Turizmin vizyonu

DÜNYANIN en iyi klasiği sayılan bir filmi kaç kez izleyebiliriz?

Veya bir tiyatro oyununu.

Ya da bir ürünün tanıtıldığı reklam filmini...

Hem de oyuncuları ve sahnelerinde hiç değişiklik olmadan.

Gösterimde en uzun süre Miserables (Sefiller) müzikali kaldı.

Oysa, Miserables'ta bile kaç kez ekip ve sahne yenilendi.

Klasik sahne yapıtları; Toska, Turandot, Romeo Juliet, Rigoletto, Faust dahi günümüze uyarlandı.

Hatta Hamlet...

Bilgisayarın film sanayiine girmesiyle yepyeni teknikler ortaya çıktı.

REKOR KIRDI

Peki, Türkiye'nin yurtdışından turist çekmek için kullandığı tanıtım filmi kaç yıldır vizyonda?

Sıkı durun...

Tam tamına 10 yıldır...

Bakanlık 1992 yılında uzun metrajlı tanıtım filmi çektirmiş.

O günden bu yana, Türkiye'nin yurtdışındaki tanıtımlarında bu filmin içinden alınan bölümler kullanılmış.

Hatta özel sektörün kısa metrajlı reklam filmlerine de kaynakça olmuş.

Türkiye'yi tanıtan afiş ve posterlerde de durum farklı değil.

Nemrut'taki kral başı, Efes veya Ölü Deniz...

Bu posterler de 1987'de, yani 15 yıl önce hazırlanmış.

Bütün bunları, Ankara'da bugün sona erecek olan 2. Turizm Şûrası'ndaki konuşmalardan öğreniyoruz.

Şûranın yapıldığı salona girerken, zihniyet değişikliğine karar verildiğinin ilk işaretlerini görüyoruz.

Bilgisayar teknolojisi kullanılarak yepyeni afişler hazırlanmış.

Örneğin, Nemrut'taki kral başı ve Efes, denizin kenarına indirilmiş.

Hazırlanan kısa metrajlı reklam filmi de kıpır kıpır.

Tarkan'ın Hüp parçası eşliğinde, bütün güzellikleri ve mis gibi havasıyla Türkiye'yi 40 saniyede içinize çekiyorsunuz.

Turizm Bakanı Mustafa Taşar, vizyonda kalma rekoru kıran uzun metrajlı filmin yerine yenisinin çekilmesi için hazırlıklara başladıklarını bildirdi.

VERİLMEYEN HİZMET

Taşar
hedefini, ‘‘Türkiye markası yaratmak’’ diye açıkladı.

Bir ülkenin tanıtımının, sadece film ve afişle olmayacağı bir gerçek.

Turisti getirecek uçak şirketleri, tur operatörleri, rehberlik hizmeti ve tesisler de bir o kadar önemli.

Ancak, Türkiye son 10 yılda tam 23 havayolu şirketini kaybetti.

Bir elin parmağını geçmeyen sayıdaki uluslararası tur operatörlerine yenilerini ekleyemedi.

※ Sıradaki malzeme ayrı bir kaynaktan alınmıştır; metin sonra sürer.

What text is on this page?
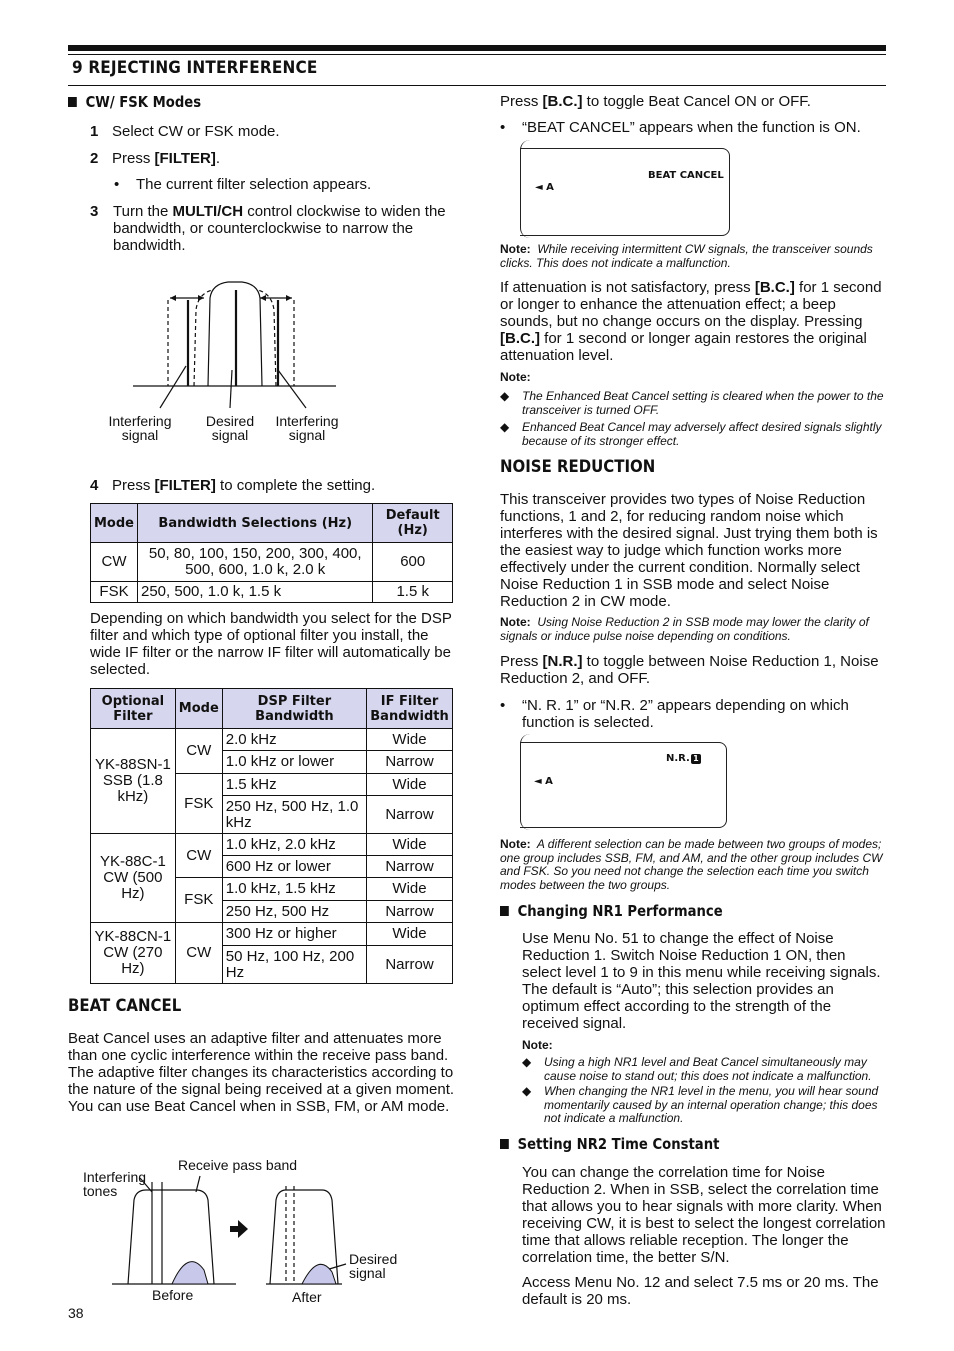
9 REJECTING INTERFERENCE
CW/ FSK Modes
1 Select CW or FSK mode.
2 Press [FILTER].
• The current filter selection appears.
3 Turn the MULTI/CH control clockwise to widen the bandwidth, or counterclockwise to narrow the bandwidth.
Interfering signal
Desired signal
Interfering signal
4 Press [FILTER] to complete the setting.
Mode	Bandwidth Selections (Hz)	Default (Hz)
CW	50, 80, 100, 150, 200, 300, 400, 500, 600, 1.0 k, 2.0 k	600
FSK	250, 500, 1.0 k, 1.5 k	1.5 k
Depending on which bandwidth you select for the DSP filter and which type of optional filter you install, the wide IF filter or the narrow IF filter will automatically be selected.
Optional Filter	Mode	DSP Filter Bandwidth	IF Filter Bandwidth
YK-88SN-1 SSB (1.8 kHz)	CW	2.0 kHz	Wide
		1.0 kHz or lower	Narrow
	FSK	1.5 kHz	Wide
		250 Hz, 500 Hz, 1.0 kHz	Narrow
YK-88C-1 CW (500 Hz)	CW	1.0 kHz, 2.0 kHz	Wide
		600 Hz or lower	Narrow
	FSK	1.0 kHz, 1.5 kHz	Wide
		250 Hz, 500 Hz	Narrow
YK-88CN-1 CW (270 Hz)	CW	300 Hz or higher	Wide
		50 Hz, 100 Hz, 200 Hz	Narrow
BEAT CANCEL
Beat Cancel uses an adaptive filter and attenuates more than one cyclic interference within the receive pass band. The adaptive filter changes its characteristics according to the nature of the signal being received at a given moment. You can use Beat Cancel when in SSB, FM, or AM mode.
Interfering tones
Receive pass band
Desired signal
Before	After
38
Press [B.C.] to toggle Beat Cancel ON or OFF.
• “BEAT CANCEL” appears when the function is ON.
BEAT CANCEL
◄ A
Note: While receiving intermittent CW signals, the transceiver sounds clicks. This does not indicate a malfunction.
If attenuation is not satisfactory, press [B.C.] for 1 second or longer to enhance the attenuation effect; a beep sounds, but no change occurs on the display. Pressing [B.C.] for 1 second or longer again restores the original attenuation level.
Note:
◆ The Enhanced Beat Cancel setting is cleared when the power to the transceiver is turned OFF.
◆ Enhanced Beat Cancel may adversely affect desired signals slightly because of its stronger effect.
NOISE REDUCTION
This transceiver provides two types of Noise Reduction functions, 1 and 2, for reducing random noise which interferes with the desired signal. Just trying them both is the easiest way to judge which function works more effectively under the current condition. Normally select Noise Reduction 1 in SSB mode and select Noise Reduction 2 in CW mode.
Note: Using Noise Reduction 2 in SSB mode may lower the clarity of signals or induce pulse noise depending on conditions.
Press [N.R.] to toggle between Noise Reduction 1, Noise Reduction 2, and OFF.
• “N. R. 1” or “N.R. 2” appears depending on which function is selected.
N.R. 1
◄ A
Note: A different selection can be made between two groups of modes; one group includes SSB, FM, and AM, and the other group includes CW and FSK. So you need not change the selection each time you switch modes between the two groups.
Changing NR1 Performance
Use Menu No. 51 to change the effect of Noise Reduction 1. Switch Noise Reduction 1 ON, then select level 1 to 9 in this menu while receiving signals. The default is “Auto”; this selection provides an optimum effect according to the strength of the received signal.
Note:
◆ Using a high NR1 level and Beat Cancel simultaneously may cause noise to stand out; this does not indicate a malfunction.
◆ When changing the NR1 level in the menu, you will hear sound momentarily caused by an internal operation change; this does not indicate a malfunction.
Setting NR2 Time Constant
You can change the correlation time for Noise Reduction 2. When in SSB, select the correlation time that allows you to hear signals with more clarity. When receiving CW, it is best to select the longest correlation time that allows reliable reception. The longer the correlation time, the better S/N.
Access Menu No. 12 and select 7.5 ms or 20 ms. The default is 20 ms.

Uluslararası ortaklıklara katılamadı.

Yabancı havayolu ve tur operatörlerine bağımlı kaldı.

Bundan dolayı Akdeniz çanağının en yeni ve modern tesislerini hak ettiği fiyattan satamadı.

Buna karşın, gelen turistten de vermediği hizmetin parasını istedi.

Örneğin, liman veremediği kruvaziyerden liman ücreti, sağlık hizmeti veremediği yattan da sağlık parası aldı.

Özel sektör, kendi otelinin reklamını yapma görevini devletten bekledi.

Şûrada bütün bunlar masaya yatırıldı, çözüm önerileri getirildi.

Avrupa'nın Euro'ya geçmesi, 11 Eylül, Afganistan ve Ortadoğu'daki gelişmelerden dolayı belki bu yıl da turizmde beklenen olmayacak.

Ancak şûrada alınacak kararların hayata geçirilmesi halinde gelecek yıllarda turist sayısında da, gelirinde de patlama yaratılabilir.

Bunlardan önemlisi, tanıtımın önce kendimizi daha iyi tanımaktan geçtiğini de kavramak gerekiyor.